Pros
If you’re early-to-mid career and want breadth, you’ll get it. Small team means real ownership. I led monorepo adoption, CI/CD pipeline design, and built a revenue-generating integration platform largely end to end with my team. The work itself was interesting, and you’ll gain genuine architectural experience faster than at a larger company.
One genuine bright spot: the people. My direct teammates and immediate managers were some of the best I’ve worked with. Talented, collaborative, and genuinely good humans. The frustrations here are not with them. The problems live higher up the chain.
Cons
Career growth is effectively nonexistent. After five years and multiple major technical initiatives, a promotion proposal I put together went nowhere.
No criteria, no timeline, no honest conversation. Just silence.
Don’t mistake ownership of hard work for a path forward; those are two separate things here.

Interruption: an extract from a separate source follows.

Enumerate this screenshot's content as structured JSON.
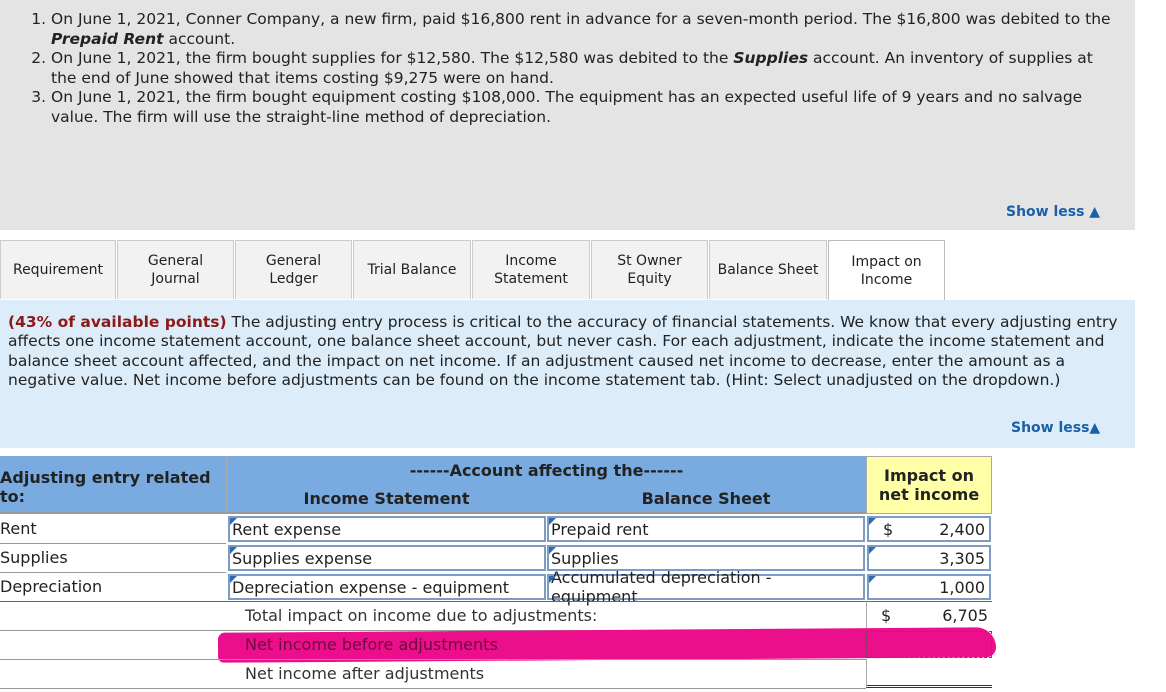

The deeper dysfunction is the culture of performative product development. Product and Sales routinely drive engineering efforts aimed at checking boxes for Gartner analyst mentions or propping up renewal pitches, not serving actual customers. Features get scoped, resourced, built, and shipped. Then the moment the sales cycle closes, they’re abandoned. No follow-up, no iteration, no investment. The work exists to say “we have it,” not to actually build something useful.
After a few years you realize a meaningful chunk of your output is slide deck ammunition, not product development. That’s demoralizing for engineers who take their craft seriously.
The company also appears to be pivoting away from its domestic engineering talent, significantly in favor of offshore resources. The people who built the platform are being treated as a cost line to cut.